In questa notte d’autunno | Nazim Hikmet
In questa notte d’autunno
sono pieno delle tue parole
parole eterne come il tempo
come la materia
parole pesanti come la mano
scintillanti come le stelle.
Dalla tua testa dalla tua carne
dal tuo cuore
mi sono giunte le tue parole
le tue parole cariche di te
le tue parole, madre
le tue parole, amore
le tue parole, amica.
Erano tristi, amare
erano allegre, piene di speranza
erano coraggiose, eroiche
le tue parole
erano uomini
N. Hikmet, 1948
*
È passato molto tempo dall’ultima volta in cui ho letto Hikmet perché per farlo bisogna essere coraggiosi, come accade sempre quando si ha a che fare con l’assenza: l’oscurità, in essa, risplende.
Quando ero più giovane amavo cullarmi tra le sue forti braccia d’amori e passioni fiammeggianti, capaci di superare le drammatiche vicende personali in cui si trovò compresso: il carcere, la lotta politica, l’esilio.
Oggi, invece, i suoi versi per me galleggiano, come il fantasma benevolo d’un grande amore che non può ritornare.
Hikmet ed io siamo cambiati: sì, perché anche i poeti cambiano intrecciando le loro parole alle nostre vite.
E questo è terribile e bellissimo allo stesso tempo.
Come può esistere un filo conduttore tra anime così diverse?
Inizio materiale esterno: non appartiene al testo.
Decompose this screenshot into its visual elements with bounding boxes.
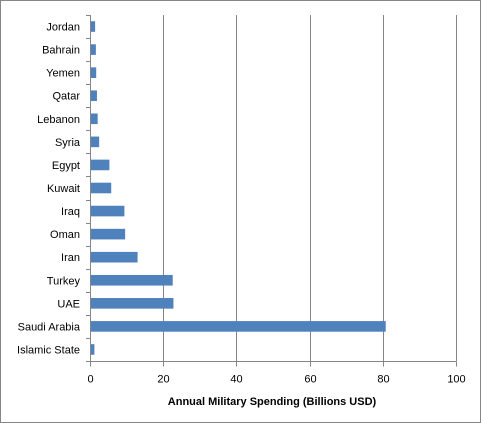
x-tick-label: 0 — [87, 374, 93, 386]
bar-uae — [90, 298, 174, 309]
category-label: Jordan — [46, 22, 80, 34]
category-label: Syria — [55, 137, 81, 149]
bar-yemen — [90, 67, 97, 78]
bar-saudi-arabia — [90, 321, 386, 332]
category-label: UAE — [57, 298, 80, 310]
category-label: Oman — [50, 229, 80, 241]
bar-jordan — [90, 21, 96, 32]
category-label: Egypt — [52, 160, 80, 172]
axes — [86, 15, 457, 367]
category-label: Lebanon — [37, 114, 80, 126]
x-tick-label: 100 — [447, 374, 465, 386]
category-label: Kuwait — [47, 183, 80, 195]
x-axis-title: Annual Military Spending (Billions USD) — [168, 396, 377, 408]
category-label: Iran — [61, 252, 80, 264]
bar-bahrain — [90, 44, 96, 55]
bar-islamic-state — [90, 344, 95, 355]
bars — [90, 21, 386, 355]
category-label: Qatar — [52, 91, 80, 103]
category-label: Turkey — [47, 275, 81, 287]
category-label: Islamic State — [17, 344, 80, 356]
bar-iraq — [90, 205, 125, 217]
bar-kuwait — [90, 182, 112, 194]
gridlines — [163, 15, 457, 361]
x-tick-label: 20 — [157, 374, 169, 386]
bar-turkey — [90, 274, 173, 286]
category-label: Iraq — [61, 206, 80, 218]
bar-oman — [90, 228, 126, 240]
bar-iran — [90, 251, 138, 263]
category-label: Bahrain — [42, 45, 80, 57]
x-tick-label: 80 — [377, 374, 389, 386]
bar-egypt — [90, 159, 110, 171]
bar-qatar — [90, 90, 97, 102]
category-label: Yemen — [46, 68, 80, 80]
x-tick-label: 60 — [304, 374, 316, 386]
x-tick-label: 40 — [230, 374, 242, 386]
bar-lebanon — [90, 113, 98, 125]
bar-syria — [90, 136, 100, 148]
labels: Islamic State Saudi Arabia UAE Turkey Iran Om… — [17, 22, 466, 386]
category-label: Saudi Arabia — [18, 321, 81, 333]
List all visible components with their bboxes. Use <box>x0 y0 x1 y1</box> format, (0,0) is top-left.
Cosa sottende l’antitesi d’ una assenza presente, d’una lontananza molto più prossima di quanto spazio e tempo possano testimoniare?
Un’apertura all’esistere e alla speranza, in Hikmet, assolutamente irrinunciabile: «Ho perso la mia libertà, ho perso il mio pane, oltre a te, /ma tra fame, tenebre e grida /mai ho perso la fiducia nei giorni che verranno /che alla nostra porta busseranno con le loro mani di sole… //sono felice di esser venuto a questo mondo, /adoro la sua terra, la sua luce […] //vorrei vagare per il mondo, /vedere pesci, frutti, astri mai visti».
L’energia limpida di un poeta capace continuamente di rinnovare la sua adesione alla vita.
Hikmet è una poesia recitata tra due vicinissimi sconosciuti, poggiati ad un muretto, sopra un tetto romano in una notte d’estate. Ed una dedica, sul retro d’un quadro.
“A Massimo per i nostri sette anni insieme, per quella parte di te che mi manca e non potrò mai avere, per tutte le volte che mi hai detto non posso, ma anche per quelle in cui mi hai detto ritornerò! Sempre in attesa, posso chiamare la mia pazienza ‘amore’?”*
* [Le Fate Ignoranti, F. Ozpetek, 2001]
Hikmet, per me, sei tu, il lontano ricordo di quella sera d’inverno e l’impervio sentiero che hai deciso di non percorrere.